We wrapped up with why porn is bad, and that I needed to call his mother to tell her what we talked about.

When I called her, she laughed a bit. She told me that this was not the first time they talked about the difference between boys and girls, but it was the first time the lesbian thing came up. I left out no details, and she was fine with taking over when he got home. I thought the situation was handled. I was wrong.

MacGyver came back to class and he was in a tizzy to say the least. He was hallucinating that all the girls in the class were lesbians and were kissing. I take no responsibility for this. I blame the porn. He and I discussed no sexual acts. Somehow we were able to calm him down and have a normal day. It was tough, but we did it.

I had to call his mom again.
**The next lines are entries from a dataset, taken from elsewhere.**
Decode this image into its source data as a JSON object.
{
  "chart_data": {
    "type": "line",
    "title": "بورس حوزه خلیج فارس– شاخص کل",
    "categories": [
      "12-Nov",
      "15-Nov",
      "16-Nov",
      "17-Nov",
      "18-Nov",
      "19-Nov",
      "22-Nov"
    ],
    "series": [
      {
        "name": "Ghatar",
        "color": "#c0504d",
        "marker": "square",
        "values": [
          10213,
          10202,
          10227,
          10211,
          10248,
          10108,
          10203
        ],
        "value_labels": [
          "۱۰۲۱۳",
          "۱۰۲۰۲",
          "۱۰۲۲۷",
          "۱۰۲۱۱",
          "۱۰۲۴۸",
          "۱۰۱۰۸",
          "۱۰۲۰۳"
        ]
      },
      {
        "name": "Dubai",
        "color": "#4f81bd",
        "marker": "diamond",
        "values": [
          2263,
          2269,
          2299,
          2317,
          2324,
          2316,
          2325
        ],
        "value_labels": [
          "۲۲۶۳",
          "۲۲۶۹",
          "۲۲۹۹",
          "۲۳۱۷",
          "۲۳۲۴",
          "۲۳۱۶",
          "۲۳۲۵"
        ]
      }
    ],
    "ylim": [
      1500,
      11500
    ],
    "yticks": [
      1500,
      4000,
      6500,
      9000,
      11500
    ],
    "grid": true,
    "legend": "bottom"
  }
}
She assured me that she would handle it. She did…..kinda.

The next day, MacGyver came in early. I started our usual pleasantries:


“How you doing this morning?”

“Not good!!!!!!!!!!! My mother banned me from the computer. I had to listen to her talk about sex again. And, the worst part is I had a nightmare. I dreamed about lesbians and there were girls kissing and vaginas floating around all over the place.”

“I gotta tell ya Bud, most teenage boys would not call that a nightmare. We need to figure out how to get these thoughts out of your head.”

“But I still need to become a lesbian.”

“No, I don’t think your mother will approve the surgery, first of all. Second, lets forget about having a girlfriend and concentrate on graduating.”


Obviously, MacGyver was never able to accomplish his goal of becoming a lesbian. He never got a girlfriend, and hopefully his little stint with pornography was avoided. I am not sure if the basic anatomy or sex ed. lessons ever stuck either. It took about a week, but we finally got MacGyver to stop having lesbian vagina flashbacks. It was a joint effort between his family, teachers, and counselors. I will always remember that as the hardest lesson I ever had to teach.

{I was not trained for this, folks. To be honest, if I could have taught theology of the body, most of my problems would have been solved with all my students.}


Daniel: Could you make me a woman?
Frank: Honey, I’m so happy!
[hugs Daniel] Daniel: I knew you’d understand.